The government of Zimbabwe has signed an agreement with the country’s dispossessed white farmers to compensate them with US$3.5 billion after their land was seized when Robert Mugabe was in power.
Robert Mugabe forcefully took over 4,000 farms from the country’s 4,500 white large-scale commercial farmers over 20 years ago. He justified the land seizures as a retaliatory move to right historical wrongs, claiming that they were forcefully taken from Zimbabwe’s blacks.
Zimbabwe’s Minister of Finance and Economic Development, Mthuli Ncube formally signed the compensation agreement with former commercial farmers recently.
While talking at the agreement signing ceremony in Harare, Ncube said: “In the agreement, we have given ourselves 12 months to run around the world, around Zimbabwe to think of ways of raising this funding.

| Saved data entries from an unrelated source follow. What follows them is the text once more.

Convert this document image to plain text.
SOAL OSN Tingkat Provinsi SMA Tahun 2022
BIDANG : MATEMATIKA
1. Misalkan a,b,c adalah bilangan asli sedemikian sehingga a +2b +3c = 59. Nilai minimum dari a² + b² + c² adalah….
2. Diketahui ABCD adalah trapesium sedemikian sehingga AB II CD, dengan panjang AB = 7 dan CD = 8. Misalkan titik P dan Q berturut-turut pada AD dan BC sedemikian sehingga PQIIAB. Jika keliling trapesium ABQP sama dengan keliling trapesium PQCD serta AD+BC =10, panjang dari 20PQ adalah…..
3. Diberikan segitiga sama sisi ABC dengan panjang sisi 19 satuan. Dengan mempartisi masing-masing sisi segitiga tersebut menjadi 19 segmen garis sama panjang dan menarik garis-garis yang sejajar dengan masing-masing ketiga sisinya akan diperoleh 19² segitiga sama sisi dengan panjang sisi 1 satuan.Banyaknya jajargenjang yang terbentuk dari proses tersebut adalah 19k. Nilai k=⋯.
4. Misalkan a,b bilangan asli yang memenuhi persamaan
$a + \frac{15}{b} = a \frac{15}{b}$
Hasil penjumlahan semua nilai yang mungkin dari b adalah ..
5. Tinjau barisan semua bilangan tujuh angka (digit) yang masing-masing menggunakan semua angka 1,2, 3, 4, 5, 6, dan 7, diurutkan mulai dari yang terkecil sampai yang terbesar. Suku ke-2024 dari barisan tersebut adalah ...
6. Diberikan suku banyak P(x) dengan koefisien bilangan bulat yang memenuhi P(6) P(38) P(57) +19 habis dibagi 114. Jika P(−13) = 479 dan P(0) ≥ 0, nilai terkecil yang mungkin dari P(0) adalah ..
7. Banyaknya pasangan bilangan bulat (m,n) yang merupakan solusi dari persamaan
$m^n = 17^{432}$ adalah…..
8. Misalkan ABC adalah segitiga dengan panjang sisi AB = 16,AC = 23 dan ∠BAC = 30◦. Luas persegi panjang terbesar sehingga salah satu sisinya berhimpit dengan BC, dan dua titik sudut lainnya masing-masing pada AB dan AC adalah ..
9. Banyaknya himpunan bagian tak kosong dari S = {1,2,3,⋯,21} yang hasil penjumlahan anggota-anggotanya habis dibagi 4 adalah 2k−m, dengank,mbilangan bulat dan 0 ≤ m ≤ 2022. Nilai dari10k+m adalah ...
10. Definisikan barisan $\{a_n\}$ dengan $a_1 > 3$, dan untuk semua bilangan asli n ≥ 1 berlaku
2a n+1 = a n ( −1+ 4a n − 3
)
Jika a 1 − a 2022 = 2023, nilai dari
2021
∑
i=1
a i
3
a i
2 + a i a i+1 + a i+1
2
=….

“We are determined that we achieve that. It’s also about pledges not necessarily about cash being put on the table. It’s about commitment.”
Mugabe’s successor, Emmerson Mnangagwa said the deal was ‘historic in many respects’. He said: “It brings closure and a new beginning in the history of the land discourse in Zimbabwe.
“The process which has brought us to this event is equally historic as it is a reaffirmation of the irreversibility of land as well as a symbol of our commitment to constitutionalism, the respect of the rule of law and property rights.”